This story was originally posted by me on Medium on 2016-10-07, but moved here since I'm closing my Medium account.
Like many Elixir developers I come from Ruby. Elixir is my first functional language after years of Java, VB.Net, C# and Ruby. And a little bit of Javascript.
One of the first things that stroke me as being different in functional programming, was how I should map, reduce, loop and otherwise iterate data models.
The each
In Ruby we might find something like this:
def concat_messages(items)
result = ""
items.each do |item|
result += item.message if item.ok?
end
result
end
The issue of converting this to Elixir, is that everything is immutable in Elixir.
Trying to do the same thing would yield an empty result, since everything that happens inside Enum.each stays inside Enum.each. It’s basically the Las Vegas of iterations. You only bring home the actions with side effects, like writing to the console or getting married.
There are a number of ways to write the same code in Elixir. Let’s try with Enum.filter
and Enum.reduce
:
def concat_messages(items) do
items
|> Enum.filter(&Item.ok?/1)
|> Enum.reduce("", &(&2 <> Item.message(&1))
end
This looks really nice! It exposes the intention of the code and makes it more readable.
Couldn’t we do the same thing in Ruby? Yes, easily. The only problem is that a lot of the loop-like code with mutable state exists in Ruby code bases. Writing the Elixir code above in Ruby would give us this equivalent:
def concat_messages(items)
items
.select(&:ok?)
.reduce("") { |acc, item| acc + item.message }
end
Be a good Ruby programmer. Don’t mutate state when you don’t need to.
The loop
In many programming languages it is possible to loop
and break
out of the loop. Something like this:
def fetch_something
tries = 0
body = nil
loop do
status, body = make_external_http_call
break if status == 200
tries += 1
if tries >= 5
body = "Service not available"
break
end
end
body
end
Trying to get an overview of this code takes a while :( It can break out of the loop two different places, and it mutates state between loop iterations.
How could be better? Let’s force ourselves to immutability with Elixir and rewrite the code:
def fetch_something(tries \\ 0)
def fetch_something(tries) when tries < 5 do
case make_external_http_call do
{200, body} -> body
{_status, _body} -> fetch_something(tries + 1)
end
end
def fetch_something(tries) when tries >= 5 do
"Service not available"
end
This was a big improvement in the Ruby code too! Of course, the lack of pattern matching and guard clauses makes it not-as-nice as the Elixir version.
Conclusion
It might be hard at first to rewrite mutable, object-oriented iterations to an immutable functional language. For a long time it felt like I had to think backwards.
But for some reason, immutability forces you to write easy-to-read and concise code, which is clearly a long-term benefit of any software project.

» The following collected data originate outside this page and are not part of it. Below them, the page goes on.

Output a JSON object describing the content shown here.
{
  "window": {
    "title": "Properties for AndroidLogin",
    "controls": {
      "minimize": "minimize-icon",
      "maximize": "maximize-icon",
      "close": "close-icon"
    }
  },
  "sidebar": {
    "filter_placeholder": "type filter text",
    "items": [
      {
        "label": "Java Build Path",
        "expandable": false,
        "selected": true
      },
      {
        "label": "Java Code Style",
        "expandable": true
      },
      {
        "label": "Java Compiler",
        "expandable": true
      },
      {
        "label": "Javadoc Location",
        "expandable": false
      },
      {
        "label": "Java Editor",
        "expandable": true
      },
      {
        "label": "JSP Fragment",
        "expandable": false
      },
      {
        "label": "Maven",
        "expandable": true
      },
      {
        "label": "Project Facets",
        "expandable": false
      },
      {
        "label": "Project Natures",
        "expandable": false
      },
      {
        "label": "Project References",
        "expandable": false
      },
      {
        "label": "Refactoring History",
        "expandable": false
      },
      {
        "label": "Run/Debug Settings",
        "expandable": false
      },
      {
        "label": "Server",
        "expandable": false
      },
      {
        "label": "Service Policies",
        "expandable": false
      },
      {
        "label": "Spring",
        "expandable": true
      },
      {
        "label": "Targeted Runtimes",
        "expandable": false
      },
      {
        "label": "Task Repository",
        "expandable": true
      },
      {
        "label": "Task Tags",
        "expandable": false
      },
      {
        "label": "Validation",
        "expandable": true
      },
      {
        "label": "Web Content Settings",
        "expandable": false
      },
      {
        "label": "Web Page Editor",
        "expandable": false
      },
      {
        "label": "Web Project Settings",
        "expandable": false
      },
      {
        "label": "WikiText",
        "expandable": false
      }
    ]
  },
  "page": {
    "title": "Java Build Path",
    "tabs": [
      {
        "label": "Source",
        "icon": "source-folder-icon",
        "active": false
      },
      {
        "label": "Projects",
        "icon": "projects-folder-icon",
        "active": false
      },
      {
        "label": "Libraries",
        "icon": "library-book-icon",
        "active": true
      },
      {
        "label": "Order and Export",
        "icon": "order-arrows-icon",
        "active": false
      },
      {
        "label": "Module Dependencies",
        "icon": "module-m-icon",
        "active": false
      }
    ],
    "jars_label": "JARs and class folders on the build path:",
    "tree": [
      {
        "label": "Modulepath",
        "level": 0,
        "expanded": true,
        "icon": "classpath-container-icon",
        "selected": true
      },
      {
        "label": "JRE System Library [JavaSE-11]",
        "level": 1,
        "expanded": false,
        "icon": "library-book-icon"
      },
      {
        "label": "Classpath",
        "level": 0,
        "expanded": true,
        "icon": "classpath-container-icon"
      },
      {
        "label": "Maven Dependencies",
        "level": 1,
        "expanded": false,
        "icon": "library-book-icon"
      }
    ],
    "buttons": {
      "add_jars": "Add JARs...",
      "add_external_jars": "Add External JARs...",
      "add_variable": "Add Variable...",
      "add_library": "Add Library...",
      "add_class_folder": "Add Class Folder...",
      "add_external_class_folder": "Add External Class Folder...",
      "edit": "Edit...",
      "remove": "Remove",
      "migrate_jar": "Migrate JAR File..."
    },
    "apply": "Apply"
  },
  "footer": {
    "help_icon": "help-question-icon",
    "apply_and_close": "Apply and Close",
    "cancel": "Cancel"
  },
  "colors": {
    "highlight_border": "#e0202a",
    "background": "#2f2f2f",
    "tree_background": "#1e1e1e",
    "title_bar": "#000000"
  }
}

I still write Ruby sometimes, and when I do, I tend to have a more functional code style than before I met Elixir. It helps me reason about my code and I avoid mixing logic and data. I have become a fan of the Ruby keyword module_function
which allows you to define a module with pure functions in it, much like in Elixir.
Elixir and immutability is here to stay, and I see a big future for Elixir coming up.